Tanggapan DPRD? Tak ada niat telanjangi eksekutif. Selama ini DPRD panggil eksekutif hanya untuk minta klarifikasi tentang masalah tanah yang sudah bertahun-tahun direkomendasikan dewan tapi belum diselesaikan eksekutif. “Dewan tetap bergandengan tangan dengan pemerintah untuk mencari solusi masalah tanah yang sudah lama,” kata Wakil Ketua Thomas Tiba Owa.

Tidak tergambarkan bagaimana persisnya penelanjangan itu. Secara leksikal, “menelanjangi” bermakna kiasan membuka kedok orang hingga rahasianya (kejahatan dsb) ketahuan. Bisa juga, mengkritik habis-habisan. Dalam pengawasan, itu perlu. Dalam masalah publik, itu berguna.

Bupati Nani Aoh sesungguhnya tidak sedang persoalkan perlu dan bergunanya penelanjangan. Yang ia permasalahkan, caranya. Kenapa harus pada saat rakyat datangi dewan. Ini menelanjangi eksekutif di depan rakyat. Kenapa tidak tunggu momen lain yang diagendakan khusus untuk itu.
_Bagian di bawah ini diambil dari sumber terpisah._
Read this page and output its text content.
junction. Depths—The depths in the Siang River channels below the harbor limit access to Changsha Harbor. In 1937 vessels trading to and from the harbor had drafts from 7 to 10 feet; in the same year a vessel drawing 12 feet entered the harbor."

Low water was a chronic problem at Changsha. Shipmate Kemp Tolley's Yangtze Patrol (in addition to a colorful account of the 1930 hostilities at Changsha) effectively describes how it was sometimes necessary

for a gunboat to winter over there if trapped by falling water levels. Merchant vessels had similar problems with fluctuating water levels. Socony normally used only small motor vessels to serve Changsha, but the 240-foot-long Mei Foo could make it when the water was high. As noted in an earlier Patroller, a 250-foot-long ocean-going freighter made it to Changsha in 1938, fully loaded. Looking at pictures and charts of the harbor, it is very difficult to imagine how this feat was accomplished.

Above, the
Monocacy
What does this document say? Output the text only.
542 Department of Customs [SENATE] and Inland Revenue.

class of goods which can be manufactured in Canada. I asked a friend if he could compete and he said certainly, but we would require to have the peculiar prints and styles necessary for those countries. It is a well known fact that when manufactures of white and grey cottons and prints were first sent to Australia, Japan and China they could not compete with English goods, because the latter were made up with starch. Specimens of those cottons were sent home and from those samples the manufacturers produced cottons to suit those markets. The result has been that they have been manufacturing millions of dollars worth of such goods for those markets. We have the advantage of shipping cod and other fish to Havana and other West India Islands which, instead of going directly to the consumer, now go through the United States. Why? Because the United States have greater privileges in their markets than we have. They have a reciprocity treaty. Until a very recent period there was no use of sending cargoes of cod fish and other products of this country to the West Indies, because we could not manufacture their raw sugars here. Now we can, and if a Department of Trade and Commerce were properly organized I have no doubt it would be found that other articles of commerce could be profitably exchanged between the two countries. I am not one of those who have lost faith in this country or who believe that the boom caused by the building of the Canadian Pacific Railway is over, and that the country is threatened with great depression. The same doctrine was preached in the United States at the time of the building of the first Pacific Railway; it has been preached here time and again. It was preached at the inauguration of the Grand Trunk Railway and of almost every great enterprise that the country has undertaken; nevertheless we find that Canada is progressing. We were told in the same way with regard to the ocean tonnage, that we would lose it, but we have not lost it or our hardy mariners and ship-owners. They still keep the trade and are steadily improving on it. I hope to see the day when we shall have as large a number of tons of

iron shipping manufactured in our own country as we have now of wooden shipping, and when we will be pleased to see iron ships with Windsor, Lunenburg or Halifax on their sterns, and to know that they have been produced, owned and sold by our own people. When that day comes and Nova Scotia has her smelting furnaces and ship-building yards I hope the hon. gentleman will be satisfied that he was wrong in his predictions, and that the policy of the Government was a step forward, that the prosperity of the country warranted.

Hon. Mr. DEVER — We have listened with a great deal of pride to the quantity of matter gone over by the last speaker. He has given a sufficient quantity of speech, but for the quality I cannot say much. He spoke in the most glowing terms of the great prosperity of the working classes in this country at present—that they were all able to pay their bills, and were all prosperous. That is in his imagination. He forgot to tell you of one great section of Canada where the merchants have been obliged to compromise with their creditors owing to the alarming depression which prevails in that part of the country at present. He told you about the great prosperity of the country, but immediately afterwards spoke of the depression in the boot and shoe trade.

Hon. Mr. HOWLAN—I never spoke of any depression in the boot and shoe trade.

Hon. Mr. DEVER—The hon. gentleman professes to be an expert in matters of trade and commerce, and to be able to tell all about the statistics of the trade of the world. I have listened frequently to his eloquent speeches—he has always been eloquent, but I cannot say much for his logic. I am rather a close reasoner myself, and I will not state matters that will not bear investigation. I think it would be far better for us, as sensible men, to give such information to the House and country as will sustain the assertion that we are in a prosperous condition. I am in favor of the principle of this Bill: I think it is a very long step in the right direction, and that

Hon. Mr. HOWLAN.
Saat hearing atau dengar pendapat misalnya.

Dewan punya pikiran lain. Yakni asas pelayanan publik: cepat, mudah, murah. Kalau bisa dipercepat, kenapa diperlambat. Kalau bisa dipermudah, kenapa dipersulit. Kalau bisa dibikin murah, kenapa harus dibuat mahal. Kalau minta klarifikasi eksekutif saat warga datang mengadu bisa mempercepat, mempermudah, dan mempermurah penyelesaian masalah, kenapa harus tunggu dengar pendapat.

Di mata bupati, yang dilakukan DPRD itu bukan kemitraan yang baik. Di mata DPRD, apa artinya ‘baik’ kalau rekomedasinya lamban disikapi eksekutif. Kemitraan mengandung makna hubungan kerja saling mendukung. Kontrol dan kritik itu bentuk dukungan juga. Karena itu, kemitraan tidak hanya bertandang, tapi juga bertanding. Dalam batas tertentu, mitra adalah ‘lawan’ (opposite) tapi bukan ‘musuh’ (enemy). Lawan itu meneguhkan. Musuh itu meniadakan.

Kemitraan oposisional jauh lebih bermartabat dan berguna bagi rakyat ketimbang kemitraan salah kaprah. Ada dua macam. Pertama, kemitraan kolusif. Situ bikin apa, sini pasti oke. Kalau legislatif setujui saja kebijakan eksekutif, itu mitra yang baik. Kalau mulai kritik, minta klarifikasi, bikin pansus, itu mitra yang buruk.

Kedua, kemitraan ‘sejajar’ namun tidak dalam pengertian tidak saling membawahi, tapi hanya sebatas ‘sama rata sama rasa’. Rezeki dan fasilitas yang dinikmati eksekutif harus dinikmati juga oleh legislatif. Kalau gubernur pakai mobil mewah, kenapa anggota DPRD provinsi tidak. Sama-sama pejabat negara koq. Maka, atas nama kemitraan yang baik, dana APBD dipinjamkan ke anggota dewan untuk beli mobil pribadi. Rakyat busung lapar, wakilnya busung dada.

Nagekeo patut berbangga. DPRD-nya tidak sedang dalam atau menuju kemitraan salah kaprah. Mereka ‘teguh dalam prinsip’ (fortiter in re). Hanya saja, belum ‘lembut dalam cara’ (suaviter in modo). Yang gerahkan bupati bukan prinsip (res), tapi cara (modus). Telanjangi, silakan. Asal lihat momennya dong.